16 Kasım 2012 Cuma

21 Eylül, Bali, Ayung River, Rafting... İyi ki Bali'ye Gelmişim!










Bali’de her an, her yerde karşınıza tur broşürleri çıktığını söylemiştim. Bu rafting de daha önce bloglardan okuduğum ve broşürlerde sıkça rastladığım bir aktivite olarak aklımda yer etmişti. Otelin lobisine gidip danışmadan bununla ilgili bilgi almak istediğimizi söyledik.


Yine çekmeceden bir broşür çıktı ve kişi başı 72 dolara gidebileceğimiz söylendi. Biz de başka broşürlerde 35 dolara gördüğümüzü, fiyatın çok yüksek olduğunu söyledik. Bunun üzerine resepsiyonist, bir yerleri arayıp konuştu ve 35 dolara tamam dedi. Sabah erkenden bizi alacaklarını söyledi.

Sabah erkenden mayolarımızı, terliklerimizi giyip havlu, yedek kıyafetleri de yanımıza aldık. Özel şoför eşliğinde, dört kişi (ikisi de başka otelden alınan Japon bir çift) iki saatlik gerçekten güzel bir yolculuktan sonra Ayung River’a vardık. Yol boyunca Bali’nin gerçek yüzünü görüp ilk kez o gün Bali’den zevk aldığımı söylemek isterim. Tarlada çalışan Balili çiftçiler, yemyeşil, kocaman pirinç tarlaları, turistik bir yer olmayan bir maymun ormanında yavrusunu taşıyan maymunlar, tropik, yemyeşil alanlar…








İki saatin sonunda raftingin başlayacağı yere geldik. Üzerimizi değiştirip beklemeye başladık ve sonra ödeme yapmak üzere gişeye gittiğimizde bir sürprizle daha karşılaştık: “Ödemeniz gereken tutar 144 dolar!” yanımıza 150 dolar para almışız. Bir kez daha moralimiz bozuldu, hakikaten para harcayıp harcamamak meselesi değil de, bu kazıklanma hissi insanın ağzında berbat bir tat bırakıyor. İtiraz ettik, ben oteldeki durumu anlattım, yanımıza çok az para aldığımızı söyledim. Ancak sonuçta iki saatlik yol gitmişsin, adamlar ödeyeceksiniz diye tuttursa yapacak bir şey yok, dağın başında bırakabilirler bizi, bir taraftan da bunları düşünüyorum ama Allahtan işimizi kolaylaştırıp “peki sizin için kişi başı 40 dolar yapalım” dediler. Bali’de ilk ve tek olmak üzere kendimizi yürüyen dolarlar olarak değil, insan olarak gördüğümüz andı sanırım bu.

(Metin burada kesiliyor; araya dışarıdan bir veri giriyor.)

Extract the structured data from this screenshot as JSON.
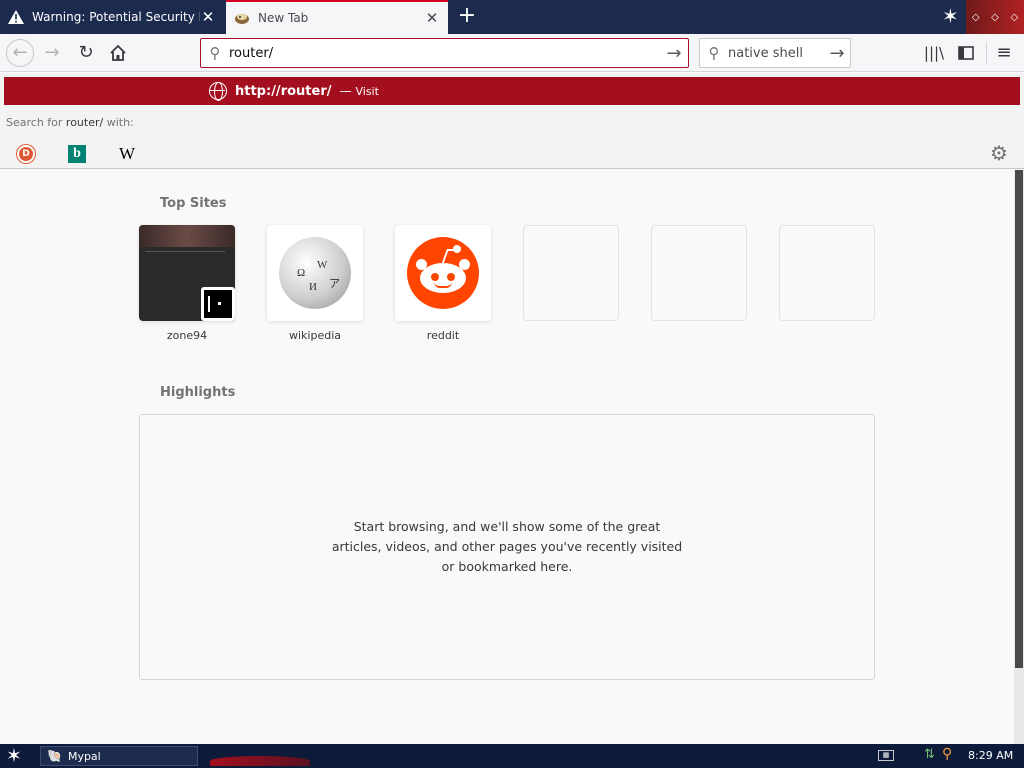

Gerekli ekipmanı aldık, sadece mayolarımızla kalıp geri kalan her şeyi kaptanlarımızın su geçirmez çantalarına koyduk. İki saatlik muhteşem bir macera, yüzlerce metrelik ağaçların, tropik ormanların içinde, sadece yeşilin ve mavi gökyüzünün olduğu bir manzara eşliğinde kimi zaman durgun, kimi zaman coşkun suda Bali’deki en güzel iki saatimi geçirdim. Zaman zaman suyun içinde bir yerlerde yapılan tapınaklara, kimi zaman şelalelere rastladık. Başta biraz korksam da kaptanın gerekli uyarılarına dikkat edince tehlikesiz ve zevkli bir hal aldı. 1.55’lik çöp gibi kaptanımızın bir kasları vardı ki, Kıvanç Tatlıtuğ halt etmiş! Üzerimde yürüyen kocaman bir örümceği alıp ağzına attı, bir güzel yedi ve pazularını göstererek “i am spiderman” dedi! Komutları da bir hayli komikti, kürek çekişimizi yönlendirmek için “ven, tüü, ven, tüü” diye diye bizi kopardı. Kocamın da adamdan kaptanlığı alma mücadelesi ve ardından “koca botu tek başıma götürüyorum arkadaş!” serzenişine hayli güldüm, kendini heroluğa fazla kaptırdı!






Bu güzel iki saatin ardından tur fiyatına dahil olan öğle yemeğini yemek üzere yine muhteşem manzaralı bir yerde idare eder denilebilecek açık büfe yemeğimizi yedik. Duş ve havlu gibi hizmetlerin de verildiği bu tesisten ayrıldık, aynı şoför ve ekiple otelimize kadar bıraktılar.

Raftingten sonra dedim ki, iyi ki gelmişim buraya ve iyi ki şu raftingi yapmışım!